Pink city, pink palaces, was the Maharaja gay? says Hendrik. We’re speeding along in the rick Kuldeep hired us for the day. The driver is Don, his nickname after the Big B movie. He’s a friendlyguy, yells to us from the front about the various palaces we’re speeding past in a rickshaw-yelling voice that is strong and practiced. We got to the Tiger Fort pinnacle just before sunset and found wrought-iron chairs and tables on the terrace in the sky high above the city sprawl and we drank Kingfisher beers and chatted, Katya, young Hendrik (from Germany) and me. The sun became an orange bowl and sunk slowly into the dun of smog until it was swallowed whole- at least five whole minutes before it should’ve set properly.
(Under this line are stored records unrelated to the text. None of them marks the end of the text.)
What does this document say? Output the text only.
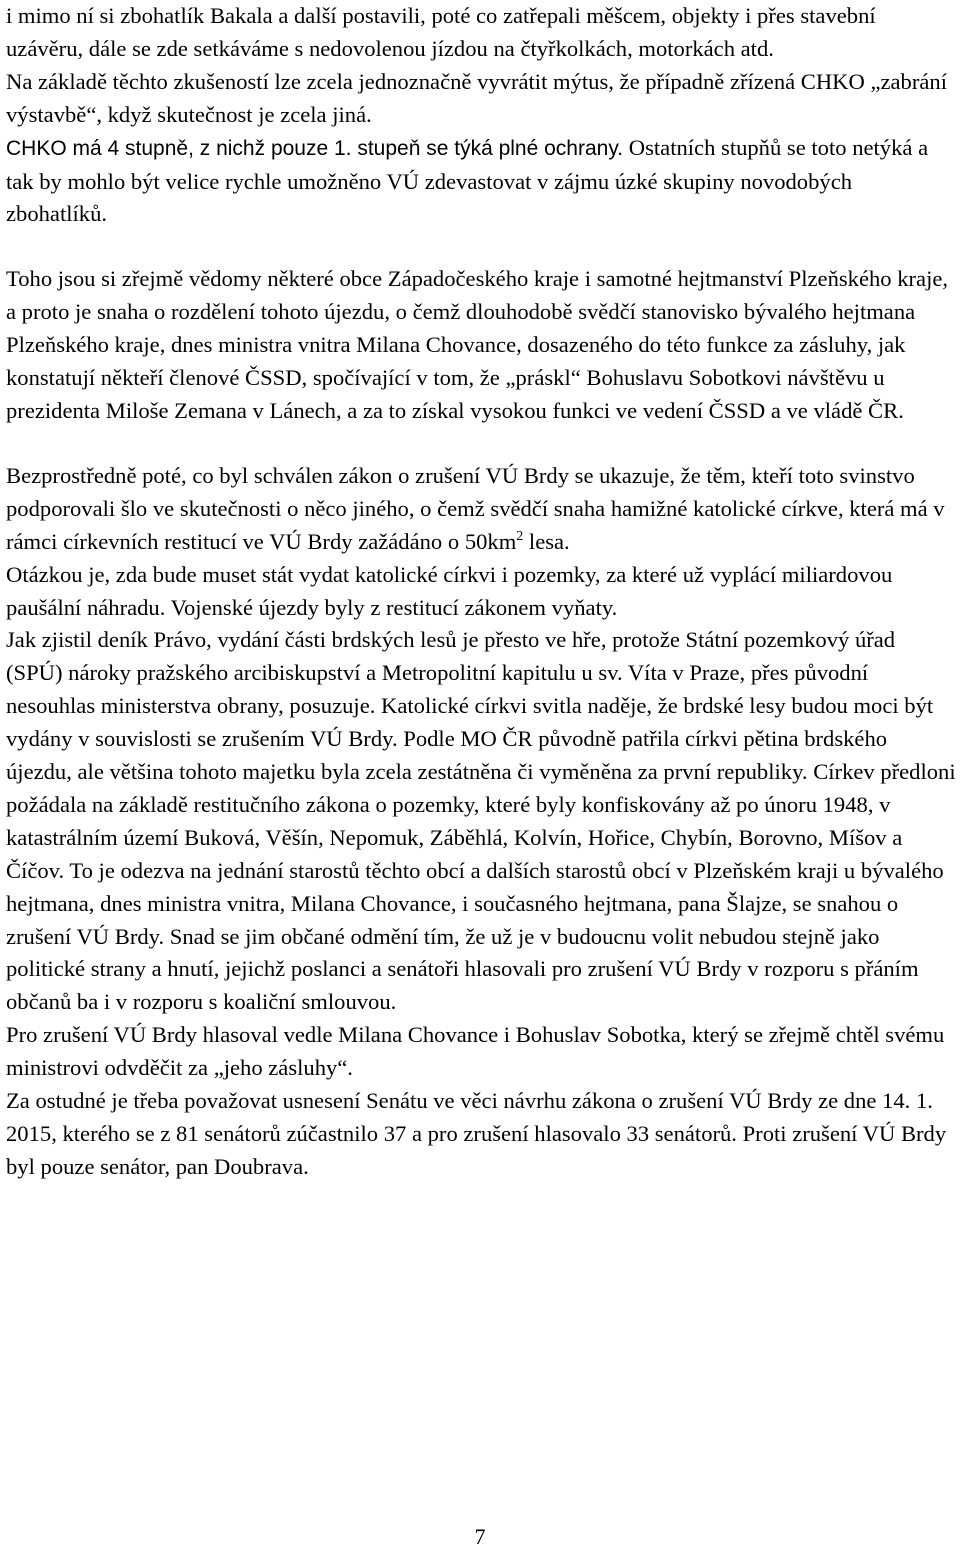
i mimo ní si zbohatlík Bakala a další postavili, poté co zatřepali měšcem, objekty i přes stavební uzávěru, dále se zde setkáváme s nedovolenou jízdou na čtyřkolkách, motorkách atd.
Na základě těchto zkušeností lze zcela jednoznačně vyvrátit mýtus, že případně zřízená CHKO „zabrání výstavbě“, když skutečnost je zcela jiná.
CHKO má 4 stupně, z nichž pouze 1. stupeň se týká plné ochrany. Ostatních stupňů se toto netýká a tak by mohlo být velice rychle umožněno VÚ zdevastovat v zájmu úzké skupiny novodobých zbohatlíků.

Toho jsou si zřejmě vědomy některé obce Západočeského kraje i samotné hejtmanství Plzeňského kraje, a proto je snaha o rozdělení tohoto újezdu, o čemž dlouhodobě svědčí stanovisko bývalého hejtmana Plzeňského kraje, dnes ministra vnitra Milana Chovance, dosazeného do této funkce za zásluhy, jak konstatují někteří členové ČSSD, spočívající v tom, že „práskl“ Bohuslavu Sobotkovi návštěvu u prezidenta Miloše Zemana v Lánech, a za to získal vysokou funkci ve vedení ČSSD a ve vládě ČR.

Bezprostředně poté, co byl schválen zákon o zrušení VÚ Brdy se ukazuje, že těm, kteří toto svinstvo podporovali šlo ve skutečnosti o něco jiného, o čemž svědčí snaha hamižné katolické církve, která má v rámci církevních restitucí ve VÚ Brdy zažádáno o $50km^2$ lesa.

Otázkou je, zda bude muset stát vydat katolické církvi i pozemky, za které už vyplácí miliardovou paušální náhradu. Vojenské újezdy byly z restitucí zákonem vyňaty.

Jak zjistil deník Právo, vydání části brdských lesů je přesto ve hře, protože Státní pozemkový úřad (SPÚ) nároky pražského arcibiskupství a Metropolitní kapitulu u sv. Víta v Praze, přes původní nesouhlas ministerstva obrany, posuzuje. Katolické církvi svitla naděje, že brdské lesy budou moci být vydány v souvislosti se zrušením VÚ Brdy. Podle MO ČR původně patřila církvi pětina brdského újezdu, ale většina tohoto majetku byla zcela zestátněna či vyměněna za první republiky. Církev předloni požádala na základě restitučního zákona o pozemky, které byly konfiskovány až po únoru 1948, v katastrálním území Buková, Věšín, Nepomuk, Záběhlá, Kolvín, Hořice, Chybín, Borovno, Míšov a Číčov. To je odezva na jednání starostů těchto obcí a dalších starostů obcí v Plzeňském kraji u bývalého hejtmana, dnes ministra vnitra, Milana Chovance, i současného hejtmana, pana Šlajze, se snahou o zrušení VÚ Brdy. Snad se jim občané odmění tím, že už je v budoucnu volit nebudou stejně jako politické strany a hnutí, jejichž poslanci a senátoři hlasovali pro zrušení VÚ Brdy v rozporu s přáním občanů ba i v rozporu s koaliční smlouvou.

Pro zrušení VÚ Brdy hlasoval vedle Milana Chovance i Bohuslav Sobotka, který se zřejmě chtěl svému ministrovi odvděčit za „jeho zásluhy“.

Za ostudné je třeba považovat usnesení Senátu ve věci návrhu zákona o zrušení VÚ Brdy ze dne 14. 1. 2015, kterého se z 81 senátorů zúčastnilo 37 a pro zrušení hlasovalo 33 senátorů. Proti zrušení VÚ Brdy byl pouze senátor, pan Doubrava.

7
Set into the smog. And soon after, a curious sound reached our beer-ears- like wailing bats between the cave-walls of the valley, a thousand mosques singing a thousand ALL-AAHS reverberated between the guardian cliffs edging the city, and rose into the smog. I cupped my ears and it was all I could hear- a fine blend of prayer calls, almost frightening in their unfamiliarity. An unexpected conspiracy. A sudden siege of piety for the smog-swallowed sun. And then the boytoy Dutch boys with Nazi eyes and fraternity cut-off shirts saunter over with sauntering smiles and beer breath to small talk and ask what the hell the racket is. I explain. They snigger, and tell me about an Amsterdam painter who purposely painted an incorrect Mecca compass on the ceiling of a mosque there. Hi-larious. These fresh faces belong at spring break in Miami beach, not in Jaipur. They laugh and tell me how their driver is just like a dog, coming when they call and even asking permission to use the bathroom. I tell them I need to finish my beer. Too polite. Too Canadian.
We finish our beer and make for the parking lot where K saw a rick (for some reason our rickshaw driver said he couldn’t go all the way up to the Tiger Fort, so we hiked around the bag-eating pigs and leering motorcycle lads, climbing a quick fifteen minutes up to the clifftop fort to catch the sundeath). But there is no rick in the lot anymore. Just one car left with a couple climbing in. Katya begs them for a ride down, and they’re happy to oblige. Indians are kind. He’s Dinesh, owns a textile store. When K tells him she worked with Shiamak he swivels round to shake her hand, and tells her he won’t wash it after this. They sure love a sniff of celebrity in this country, that’s for sure.
They get us down to Don, and he drives us crosstown to an Italian terrace joint, wood-fire pizza and Spaghetti Bolognese. Surrounded by goras we’d barely know we were in India if not for the mock-Mughal hotel across the way. It’s a tourist town in a tourist time- it’s to be expected. They’re in throngs around the palaces and the touts and sellers are watching them, ten-to-one. We even saw the snake-charmers earlier and I found myself with a cobra around my neck.
I’m on the terrace roof in the night that’s almost cold, someone’s blaring Hindi love songs down the street, in the distance I can hear a highway. Don’t even know how we found our way back here tonight, twists and turns in the dusty backroads.